In May 2007, he became SNP Leader in the House of Commons, following Alex Salmond's election as First Minister of Scotland.

In 2007 Robertson pushed for a UK-wide referendum on the Lisbon Treaty, something that the SNP opposed because it entrenched EU control over Scottish affairs. "We'll trust the people, while Gordon Brown will not trust the people," Robertson told The Daily Record, "We are honour-bound to support a referendum."

Ahead of the 2015 General Election, Robertson had the SNP pass a code of conduct that stated any MP must, "accept that no member shall within or outwith the parliament publicly criticise a group decision, policy or another member of the group". Rival parties labelled it a "Stalinist" crackdown on free speech and independent thought. Following the 2015 general election and the election of Salmond as MP for Gordon, it was confirmed that he would continue in his role as leader in the Commons. In September 2015, he was appointed to the Privy Council and as a member of the Intelligence and Security Committee of Parliament.

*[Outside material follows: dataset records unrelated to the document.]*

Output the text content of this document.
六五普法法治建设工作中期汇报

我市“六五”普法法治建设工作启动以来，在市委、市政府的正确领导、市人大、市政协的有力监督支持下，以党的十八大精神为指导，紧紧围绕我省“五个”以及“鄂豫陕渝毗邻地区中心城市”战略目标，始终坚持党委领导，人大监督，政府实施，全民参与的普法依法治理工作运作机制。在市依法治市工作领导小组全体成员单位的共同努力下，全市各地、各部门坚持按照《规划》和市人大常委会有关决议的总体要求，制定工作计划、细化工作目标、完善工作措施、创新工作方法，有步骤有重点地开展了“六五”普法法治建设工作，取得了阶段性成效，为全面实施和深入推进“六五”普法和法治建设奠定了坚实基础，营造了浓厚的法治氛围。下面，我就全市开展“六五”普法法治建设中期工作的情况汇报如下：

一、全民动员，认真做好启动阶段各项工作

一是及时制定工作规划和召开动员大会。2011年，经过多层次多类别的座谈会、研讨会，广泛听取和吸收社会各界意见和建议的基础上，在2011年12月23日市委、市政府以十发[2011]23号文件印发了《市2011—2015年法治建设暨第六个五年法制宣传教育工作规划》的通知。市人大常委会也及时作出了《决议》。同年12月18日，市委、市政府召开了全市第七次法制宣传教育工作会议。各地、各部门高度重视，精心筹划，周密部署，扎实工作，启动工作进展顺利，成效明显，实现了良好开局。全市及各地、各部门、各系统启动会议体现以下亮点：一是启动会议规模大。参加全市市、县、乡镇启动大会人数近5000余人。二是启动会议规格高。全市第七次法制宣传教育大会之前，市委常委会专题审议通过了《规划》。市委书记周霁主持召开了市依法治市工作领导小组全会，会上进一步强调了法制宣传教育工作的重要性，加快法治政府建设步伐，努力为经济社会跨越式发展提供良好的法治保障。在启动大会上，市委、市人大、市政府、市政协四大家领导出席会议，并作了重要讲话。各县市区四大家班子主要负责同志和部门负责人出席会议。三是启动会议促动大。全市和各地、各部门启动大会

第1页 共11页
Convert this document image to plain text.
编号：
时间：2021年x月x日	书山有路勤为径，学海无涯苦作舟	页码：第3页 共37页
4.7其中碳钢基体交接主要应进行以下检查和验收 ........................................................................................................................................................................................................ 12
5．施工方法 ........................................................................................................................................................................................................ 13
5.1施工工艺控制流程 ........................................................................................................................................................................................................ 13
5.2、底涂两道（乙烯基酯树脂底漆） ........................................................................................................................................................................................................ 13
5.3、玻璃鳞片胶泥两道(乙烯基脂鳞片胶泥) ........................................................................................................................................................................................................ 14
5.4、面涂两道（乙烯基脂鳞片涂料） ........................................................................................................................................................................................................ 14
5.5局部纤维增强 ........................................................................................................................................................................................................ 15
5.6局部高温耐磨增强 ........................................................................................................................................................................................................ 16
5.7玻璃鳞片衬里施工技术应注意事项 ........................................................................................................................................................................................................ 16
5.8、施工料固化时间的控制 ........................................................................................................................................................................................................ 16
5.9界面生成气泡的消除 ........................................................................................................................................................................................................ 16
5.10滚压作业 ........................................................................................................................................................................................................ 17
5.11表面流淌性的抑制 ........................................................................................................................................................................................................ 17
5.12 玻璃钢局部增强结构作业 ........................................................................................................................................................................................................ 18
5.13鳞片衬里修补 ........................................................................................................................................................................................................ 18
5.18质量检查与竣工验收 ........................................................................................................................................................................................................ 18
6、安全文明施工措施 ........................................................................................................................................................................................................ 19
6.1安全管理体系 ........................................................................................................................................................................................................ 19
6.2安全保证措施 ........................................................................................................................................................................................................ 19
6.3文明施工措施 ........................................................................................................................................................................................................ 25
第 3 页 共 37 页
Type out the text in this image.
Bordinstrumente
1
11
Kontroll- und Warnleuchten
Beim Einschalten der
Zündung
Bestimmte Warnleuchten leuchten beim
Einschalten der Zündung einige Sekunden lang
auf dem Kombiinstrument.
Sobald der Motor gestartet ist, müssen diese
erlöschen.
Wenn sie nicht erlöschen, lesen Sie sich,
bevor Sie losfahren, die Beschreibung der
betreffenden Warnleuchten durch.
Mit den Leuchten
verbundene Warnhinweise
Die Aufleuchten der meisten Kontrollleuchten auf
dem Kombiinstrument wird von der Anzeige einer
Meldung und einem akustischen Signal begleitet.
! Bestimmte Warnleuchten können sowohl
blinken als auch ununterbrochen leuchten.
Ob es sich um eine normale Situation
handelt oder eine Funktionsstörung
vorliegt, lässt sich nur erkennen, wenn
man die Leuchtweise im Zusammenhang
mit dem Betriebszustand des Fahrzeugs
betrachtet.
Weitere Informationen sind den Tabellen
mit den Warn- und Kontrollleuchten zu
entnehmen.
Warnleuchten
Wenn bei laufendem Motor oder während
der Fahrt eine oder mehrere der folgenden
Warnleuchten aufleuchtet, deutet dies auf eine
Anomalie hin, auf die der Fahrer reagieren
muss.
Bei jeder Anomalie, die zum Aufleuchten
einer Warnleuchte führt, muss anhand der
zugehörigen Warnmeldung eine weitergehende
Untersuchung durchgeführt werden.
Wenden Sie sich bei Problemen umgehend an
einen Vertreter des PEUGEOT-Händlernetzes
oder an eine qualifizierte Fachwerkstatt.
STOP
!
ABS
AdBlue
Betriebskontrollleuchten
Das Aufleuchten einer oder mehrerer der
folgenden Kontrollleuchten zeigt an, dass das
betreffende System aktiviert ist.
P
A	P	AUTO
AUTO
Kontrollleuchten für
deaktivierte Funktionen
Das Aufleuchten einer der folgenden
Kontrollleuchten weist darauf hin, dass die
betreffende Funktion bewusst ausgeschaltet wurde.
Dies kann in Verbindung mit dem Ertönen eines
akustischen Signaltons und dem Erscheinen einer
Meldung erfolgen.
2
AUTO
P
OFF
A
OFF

In 2018 it was revealed that Robertson had been contacted a decade ago by staff at Edinburgh Airport about the alleged behaviour of then First Minister Alex Salmond. Robertson said: "In 2009 I was called by an Edinburgh Airport manager about Alex Salmond's perceived 'inappropriateness' towards female staff at the airport. I was asked if I could informally broach the subject with Mr Salmond to make him aware of this perception. I raised the matter directly with Mr Salmond, who denied he had acted inappropriately in any way. I communicated back to the Edinburgh Airport manager that a conversation had happened. The matter being resolved, and without a formal complaint having been made, it was not reported further." It was subsequently reported that Salmond had been banned from using a VIP access corridor at the airport. Robertson's handling of the allegations was later investigated by the Committee on the Scottish Government Handling of Harassment Complaints in 2020 and he submitted written evidence.

In January 2016, Robertson said that British Prime Minister David Cameron should admit to British involvement in Saudi Arabian-led intervention in Yemen: "Isn't it time for the Prime Minister to admit that Britain is effectively taking part in a war in Yemen that is costing thousands of civilians lives and he has not sought parliamentary approval to do this?"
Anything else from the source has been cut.